Le billet vert est parvenu à se maintenir une séance de plus au-dessus des 1,36 contre l’euro. Avec le psychodrame de Washington, les investisseurs oublient un peu de se préoccuper du sort du dollar s’il devient évident que la Fed est prise à son propre piège et ne peut que continuer de presser de façon compulsive sur la touche « imprimer ».
Le dollar a tenu bon, mais pas Wall Street.
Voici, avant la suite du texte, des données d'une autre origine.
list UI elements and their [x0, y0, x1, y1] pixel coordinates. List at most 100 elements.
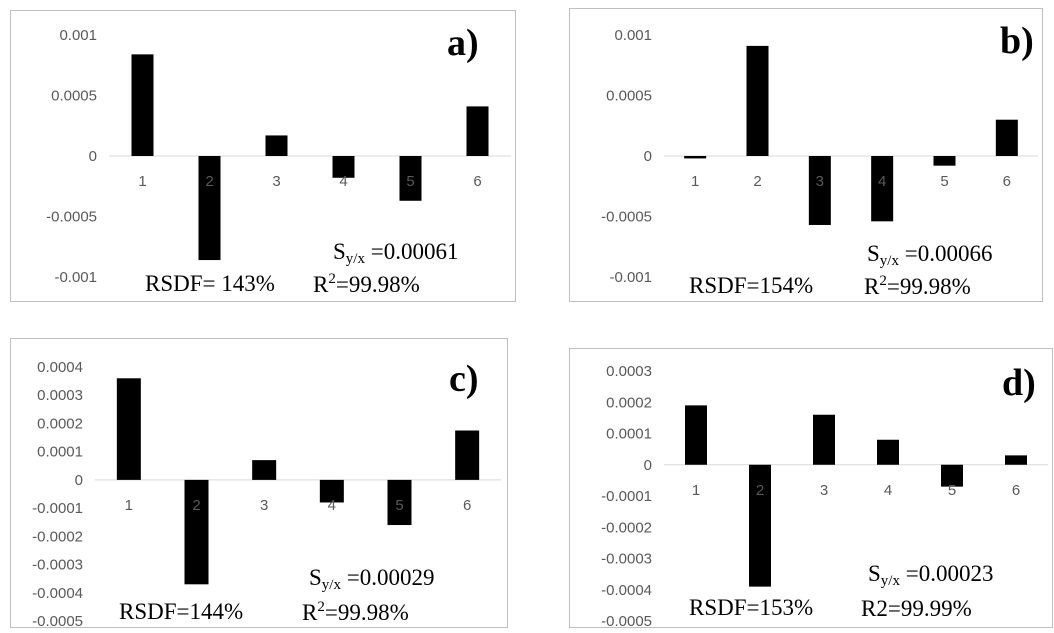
panel-label-c: c) — [449, 358, 479, 400]
chart-panel-d: 0.0003 0.0002 0.0001 0 -0.0001 -0.0002 -0.0003… — [569, 348, 1053, 628]
r2-value: =99.99% — [887, 596, 972, 621]
bar-c-3 — [252, 460, 277, 480]
category-label: 2 — [192, 497, 200, 514]
rsdf-annotation-b: RSDF=154% — [689, 273, 814, 298]
chart-panel-b: 0.001 0.0005 0 -0.0005 -0.001 1 2 3 4 5 6 b) Sy/x … — [569, 8, 1043, 302]
y-tick-label: -0.0005 — [32, 613, 83, 627]
bar-c-2 — [184, 479, 209, 585]
y-tick-label: 0 — [89, 148, 97, 165]
bar-c-6 — [455, 430, 480, 480]
category-label: 1 — [691, 173, 699, 190]
bar-c-4 — [319, 479, 344, 503]
bar-d-4 — [877, 439, 899, 465]
bar-a-1 — [131, 54, 154, 156]
r2-sup: 2 — [879, 273, 887, 289]
r2-annotation-d: R2=99.99% — [861, 595, 972, 622]
bar-d-6 — [1005, 455, 1027, 465]
y-tick-label: 0 — [75, 472, 83, 489]
y-tick-label: 0 — [644, 457, 652, 474]
bar-b-3 — [808, 156, 831, 225]
chart-panel-c: 0.0004 0.0003 0.0002 0.0001 0 -0.0001 -0.0002 -… — [10, 338, 508, 628]
y-tick-label: -0.0002 — [601, 519, 652, 536]
r2-prefix: R2 — [861, 596, 888, 621]
category-label: 3 — [816, 173, 824, 190]
category-label: 5 — [948, 482, 956, 499]
syx-prefix: S — [867, 241, 880, 266]
syx-prefix: S — [333, 239, 346, 264]
y-tick-label: -0.0003 — [601, 551, 652, 568]
chart-panel-a: 0.001 0.0005 0 -0.0005 -0.001 1 2 3 4 5 6 a) Sy/x … — [10, 10, 516, 302]
y-tick-label: -0.0004 — [601, 582, 652, 599]
bar-a-2 — [198, 156, 221, 261]
y-tick-label: 0.0002 — [606, 394, 652, 411]
rsdf-annotation-d: RSDF=153% — [689, 595, 814, 620]
category-label: 2 — [756, 482, 764, 499]
category-label: 5 — [395, 497, 403, 514]
category-label: 6 — [463, 497, 471, 514]
y-tick-label: 0.001 — [59, 27, 97, 44]
y-tick-label: 0.0003 — [37, 387, 83, 404]
syx-annotation-a: Sy/x =0.00061 — [333, 239, 458, 268]
bar-d-1 — [685, 405, 707, 465]
y-tick-label: 0.0005 — [51, 88, 97, 105]
syx-prefix: S — [309, 565, 322, 590]
r2-sup: 2 — [317, 599, 325, 615]
bar-a-3 — [265, 135, 288, 156]
y-tick-label: -0.0003 — [32, 557, 83, 574]
syx-value: =0.00023 — [899, 561, 994, 586]
category-label: 4 — [878, 173, 886, 190]
syx-value: =0.00029 — [340, 565, 435, 590]
bar-d-2 — [749, 464, 771, 587]
category-label: 6 — [1003, 173, 1011, 190]
rsdf-annotation-c: RSDF=144% — [119, 599, 244, 624]
category-label: 1 — [125, 497, 133, 514]
syx-sub: y/x — [321, 577, 341, 593]
bar-a-6 — [466, 106, 489, 156]
y-tick-label: 0.0004 — [37, 359, 83, 376]
syx-annotation-b: Sy/x =0.00066 — [867, 241, 992, 270]
category-label: 3 — [272, 173, 280, 190]
bar-chart-d: 0.0003 0.0002 0.0001 0 -0.0001 -0.0002 -0.0003… — [601, 363, 1048, 627]
bar-chart-a: 0.001 0.0005 0 -0.0005 -0.001 1 2 3 4 5 6 — [46, 27, 511, 286]
category-label: 5 — [940, 173, 948, 190]
syx-annotation-c: Sy/x =0.00029 — [309, 565, 434, 594]
r2-sup: 2 — [328, 271, 336, 287]
category-label: 6 — [1012, 482, 1020, 499]
y-tick-label: 0.001 — [614, 27, 652, 44]
panel-label-b: b) — [1000, 20, 1034, 62]
y-tick-label: 0.0003 — [606, 363, 652, 380]
bar-c-1 — [116, 378, 141, 480]
y-tick-label: 0 — [644, 148, 652, 165]
y-tick-label: -0.001 — [609, 269, 652, 286]
syx-prefix: S — [868, 561, 881, 586]
syx-annotation-d: Sy/x =0.00023 — [868, 561, 993, 590]
y-tick-label: -0.0002 — [32, 528, 83, 545]
r2-annotation-a: R2=99.98% — [313, 271, 420, 298]
panel-label-a: a) — [447, 22, 479, 64]
syx-sub: y/x — [345, 251, 365, 267]
y-tick-label: -0.0001 — [32, 500, 83, 517]
bar-c-5 — [387, 479, 412, 526]
category-label: 6 — [473, 173, 481, 190]
y-tick-label: -0.0001 — [601, 488, 652, 505]
r2-annotation-b: R2=99.98% — [864, 273, 971, 300]
r2-value: =99.98% — [335, 272, 420, 297]
bar-b-1 — [684, 156, 707, 159]
y-tick-label: 0.0002 — [37, 415, 83, 432]
bar-a-5 — [399, 156, 422, 201]
category-label: 5 — [406, 173, 414, 190]
syx-sub: y/x — [880, 573, 900, 589]
y-tick-label: 0.0001 — [606, 426, 652, 443]
panel-label-d: d) — [1002, 362, 1036, 404]
category-label: 2 — [753, 173, 761, 190]
syx-value: =0.00066 — [898, 241, 993, 266]
category-label: 4 — [328, 497, 336, 514]
bar-b-2 — [746, 45, 769, 156]
bar-a-4 — [332, 156, 355, 178]
r2-prefix: R — [864, 274, 880, 299]
r2-prefix: R — [302, 600, 318, 625]
y-tick-label: -0.0005 — [601, 209, 652, 226]
r2-value: =99.98% — [324, 600, 409, 625]
rsdf-annotation-a: RSDF= 143% — [145, 271, 275, 296]
y-tick-label: 0.0005 — [606, 88, 652, 105]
Les marchés américains se sont finalement désolidarisés des places européennes, lesquelles ont joué à fond la carte de l’accord imminent entre démocrates et républicains sur la question du plafond de la dette.
Oui, l’Europe s’est montrée très (trop ?) optimistes et Wall Street très (trop ?) timoré alors que l’on peut lire partout que chaque repli du marché est une opportunité d’achat.
Les indices américains ont plafonné durant plus de cinq heures autour de -0,5% avant de décrocher au cours de la dernière heure. Le Dow Jones et le S&P 500 ont chuté de 0,9% et le Nasdaq de 1%.
Le véritable fait marquant de cette séance de consolidation — apparemment en bon ordre — c’est l’explosion à la hausse de l’indice du stress, le VIX. Il fait un bond de 16% à 19,4, un niveau qu’il n’avait jamais approché depuis fin juin dernier.
La disproportion entre le repli relativement bénin des indices US et l’envolée du VIX nous invite à envisager que certains opérateurs commencent à pressentir que « le problème est ailleurs ».